COMP1600 6260
Foundations of Computing: Week 6
S2 2025
Practical Session 6
• This tutorial will give you further practice at structural induction on lists, using Dafny.
• Use the Dafny file 06-tutorial-handout.dfy for the Dafny and mini-assignment questions.
• Upload a plain text file called u123456.dfy (replace by your uID) to Wattle, you might lose (some) marks otherwise.
• Submit the exercises marked MA by Wednesday 17th September, 2025, 09:00 via Wattle. Late submissions will score 0.
We are now using lists over a generic type T defined by the following:
datatype List<T> = Nil | Cons(head: T, tail: List<T>)
Exercise 1 List Induction
Consider the function Filter, which takes a list of arbitrary type T and a function from T to booleans, and returns the list containing only the elements which satisfied the given function. Also recall the functions Sum and DoubleAll, shown in the lectures:
function Filter<T>(p: T -> bool, xs: List<T>):List<T>{
match xs
case Nil => Nil
case Cons(x,tail) => if p(x) then Cons(x,Filter(p,tail))
else Filter(p,tail)
}
function Sum(xs: List<nat>):nat {
match xs
case Nil => 0
case Cons(x,tail) => x + Sum(tail)
}
function DoubleAll(xs: List<nat>):List<nat>{
match xs
case Nil => Nil
case Cons(x,tail) => Cons((2*x),DoubleAll(tail))
}
Your task is to prove the following lemma:
Sum(DoubleAll(Filter(p,xs))) == 2 * Sum(Filter(p,xs))
(a) Prove the lemma on paper without using Dafny.
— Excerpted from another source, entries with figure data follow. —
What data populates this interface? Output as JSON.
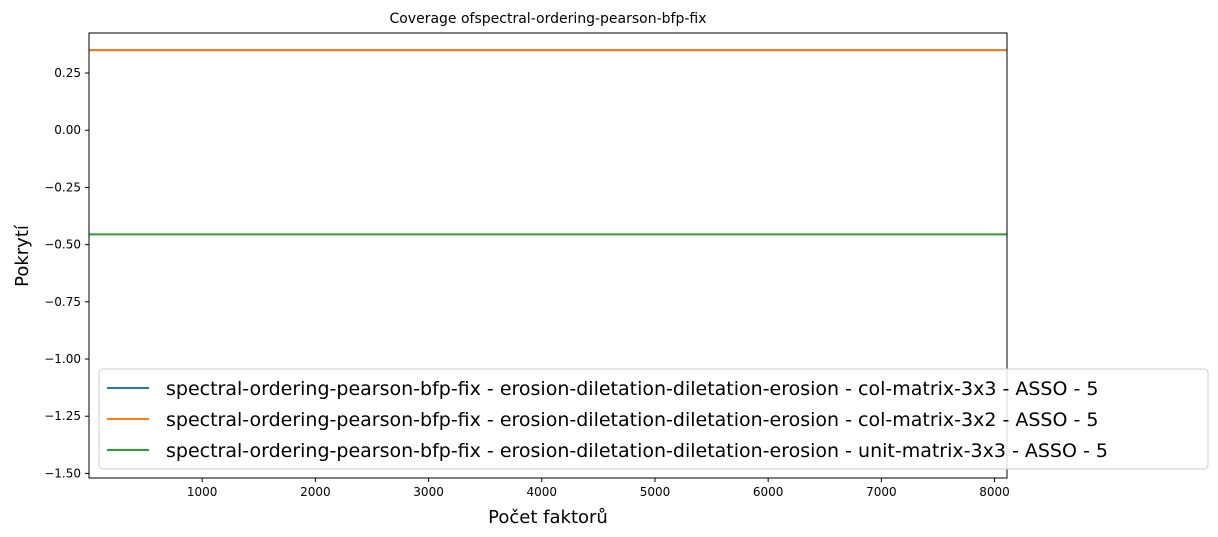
{
  "chart_data": {
    "type": "line",
    "title": "Coverage ofspectral-ordering-pearson-bfp-fix",
    "xlabel": "Počet faktorů",
    "ylabel": "Pokrytí",
    "xlim": [
      0,
      8110
    ],
    "ylim": [
      -1.52,
      0.425
    ],
    "xticks": [
      1000,
      2000,
      3000,
      4000,
      5000,
      6000,
      7000,
      8000
    ],
    "yticks": [
      0.25,
      0.0,
      -0.25,
      -0.5,
      -0.75,
      -1.0,
      -1.25,
      -1.5
    ],
    "ytick_labels": [
      "0.25",
      "0.00",
      "−0.25",
      "−0.50",
      "−0.75",
      "−1.00",
      "−1.25",
      "−1.50"
    ],
    "grid": false,
    "legend_position": "lower-right",
    "series": [
      {
        "name": "spectral-ordering-pearson-bfp-fix - erosion-diletation-diletation-erosion - col-matrix-3x3 - ASSO - 5",
        "color": "#1f77b4",
        "x": [
          1,
          8110
        ],
        "y": [
          0.35,
          0.35
        ]
      },
      {
        "name": "spectral-ordering-pearson-bfp-fix - erosion-diletation-diletation-erosion - col-matrix-3x2 - ASSO - 5",
        "color": "#ff7f0e",
        "x": [
          1,
          8110
        ],
        "y": [
          0.35,
          0.35
        ]
      },
      {
        "name": "spectral-ordering-pearson-bfp-fix - erosion-diletation-diletation-erosion - unit-matrix-3x3 - ASSO - 5",
        "color": "#2ca02c",
        "x": [
          1,
          8110
        ],
        "y": [
          -0.455,
          -0.455
        ]
      }
    ]
  }
}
Ensure to justify every step of your proof.
(b) Prove the lemma using Dafny.
Exercise 2 Summation
Consider the following function sum2 from class together with a function that increments every list element by one.
function sum2 (list: List<int>, a: int) : int {
match list {
case Nil => a
case Cons(h, t) => sum2(t, a + h)
}
}
function inc_list (list: List<int>): List<int> {
match list {
case Nil => Nil
case Cons(h, t) => Cons(h+1, inc_list(t))
}
}
We wish to show that sum2(inc list(list), 0) == len(list) + sum2(list, 0) for all lists list of integers, where len is the length function
function len (list: List<int>) : int {
match list { case Nil => 0 case Cons(h, t) => 1 + len(t) }
}
given above.
(a) Prove the lemma sum2 add by completing the following code snippet.
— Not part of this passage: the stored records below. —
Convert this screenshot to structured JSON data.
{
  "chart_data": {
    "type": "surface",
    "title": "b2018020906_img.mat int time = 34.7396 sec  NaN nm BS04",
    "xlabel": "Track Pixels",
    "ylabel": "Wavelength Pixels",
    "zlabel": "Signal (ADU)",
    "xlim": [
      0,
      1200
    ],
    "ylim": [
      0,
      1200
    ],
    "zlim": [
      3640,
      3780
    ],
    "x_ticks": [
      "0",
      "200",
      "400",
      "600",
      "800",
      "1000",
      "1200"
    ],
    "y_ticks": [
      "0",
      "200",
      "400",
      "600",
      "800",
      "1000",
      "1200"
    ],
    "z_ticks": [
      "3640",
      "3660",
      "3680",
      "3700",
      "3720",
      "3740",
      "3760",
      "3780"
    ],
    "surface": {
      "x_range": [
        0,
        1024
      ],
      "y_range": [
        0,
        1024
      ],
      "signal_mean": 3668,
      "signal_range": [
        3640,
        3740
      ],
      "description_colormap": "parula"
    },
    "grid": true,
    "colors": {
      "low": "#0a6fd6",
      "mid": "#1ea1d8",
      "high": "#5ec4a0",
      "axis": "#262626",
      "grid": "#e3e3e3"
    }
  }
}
lemma sum2_add (list: List<int>, a: int, b: int)
ensures sum2(list, a+ b) == sum2(list, a) + b
{ /* your code here */ }
(b) Prove the lemma sum2 inc aux by completing the code snippet below.
lemma sum2_inc_aux (list: List<int>, a: int)
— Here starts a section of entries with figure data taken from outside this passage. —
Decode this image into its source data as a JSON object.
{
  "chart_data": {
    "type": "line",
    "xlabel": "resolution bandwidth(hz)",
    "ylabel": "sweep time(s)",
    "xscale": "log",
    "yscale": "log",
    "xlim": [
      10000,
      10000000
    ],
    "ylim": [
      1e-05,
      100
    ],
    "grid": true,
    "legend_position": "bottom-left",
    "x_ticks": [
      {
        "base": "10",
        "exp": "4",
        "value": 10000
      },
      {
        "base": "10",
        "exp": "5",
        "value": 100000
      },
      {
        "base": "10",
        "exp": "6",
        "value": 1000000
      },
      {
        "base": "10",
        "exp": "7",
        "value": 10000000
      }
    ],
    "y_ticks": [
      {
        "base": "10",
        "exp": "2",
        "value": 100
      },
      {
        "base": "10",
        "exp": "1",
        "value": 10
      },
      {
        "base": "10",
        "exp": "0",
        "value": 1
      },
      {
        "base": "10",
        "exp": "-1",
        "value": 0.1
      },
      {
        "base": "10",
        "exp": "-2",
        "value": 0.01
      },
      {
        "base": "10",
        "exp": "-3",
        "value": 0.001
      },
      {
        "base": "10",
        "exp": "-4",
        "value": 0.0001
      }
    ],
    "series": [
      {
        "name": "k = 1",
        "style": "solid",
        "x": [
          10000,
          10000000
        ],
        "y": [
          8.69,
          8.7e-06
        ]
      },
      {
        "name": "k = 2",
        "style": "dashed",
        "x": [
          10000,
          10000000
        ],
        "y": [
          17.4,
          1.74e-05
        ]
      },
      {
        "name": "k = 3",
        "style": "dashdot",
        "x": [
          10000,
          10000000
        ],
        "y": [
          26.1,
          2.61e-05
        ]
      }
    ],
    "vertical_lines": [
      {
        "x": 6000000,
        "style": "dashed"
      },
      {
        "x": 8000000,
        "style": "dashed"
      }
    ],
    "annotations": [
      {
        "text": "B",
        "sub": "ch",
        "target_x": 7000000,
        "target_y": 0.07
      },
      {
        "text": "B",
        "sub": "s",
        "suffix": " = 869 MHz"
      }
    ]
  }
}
ensures sum2(inc_list(list), a) == len(list) + sum2(list, a)
{ /* your code here */ }
You might want to use the lemma from the previous part.
(c) Use the lemma just proved to establish our goal by completing the code below.
lemma sum2_inc (list: List<int>)
ensures sum2(inc_list(list), 0) == len(list) + sum2(list, 0)
{ /* your code here */ }
Exercise 3 List Reversal (MA, 2 + 2 + 3 + 3 credits)
Consider the functions Append, rev1 and rev2 below, where Append joins two lists together, and rev1 and rev2 are two different formulations of list reversal.
function Append<T>(xs:List<T>, ys:List<T>): List<T>{
match xs
case Nil => ys
case Cons(x,tail) => Cons(x,Append(tail,ys))
}
function rev1 (list: List<int>) : List<int> {
match list { case Nil => Nil
case Cons(h, t) => Append (rev1(t), Cons(h, Nil)) }
}
function rev2 (list: List<int>, a: List<int>) : List<int> {
match list { case Nil => a
case Cons(h, t) => rev2 (t, Cons(h, a)) }
}
Our goal is to prove that rev1(list) == rev2(list, Nil) for all integer lists list.
(a) Formulate a lemma Append assoc that expresses that append is associative. Dafny should prove this lemma automatically.
(b) Formulate a lemma Append nil that expresses that concatenation with an empty list on the right is the identity. Again, Dafny should prove this automatically.
(c) Formulate and prove a lemma rev1 rev2 aux that generalises the statement rev1(list) == rev2(list, Nil).
(d) Use the lemma above to give a proof of lemma rev1 rev2(list: List<int>) which states that rev1(list) == rev2(list, Nil).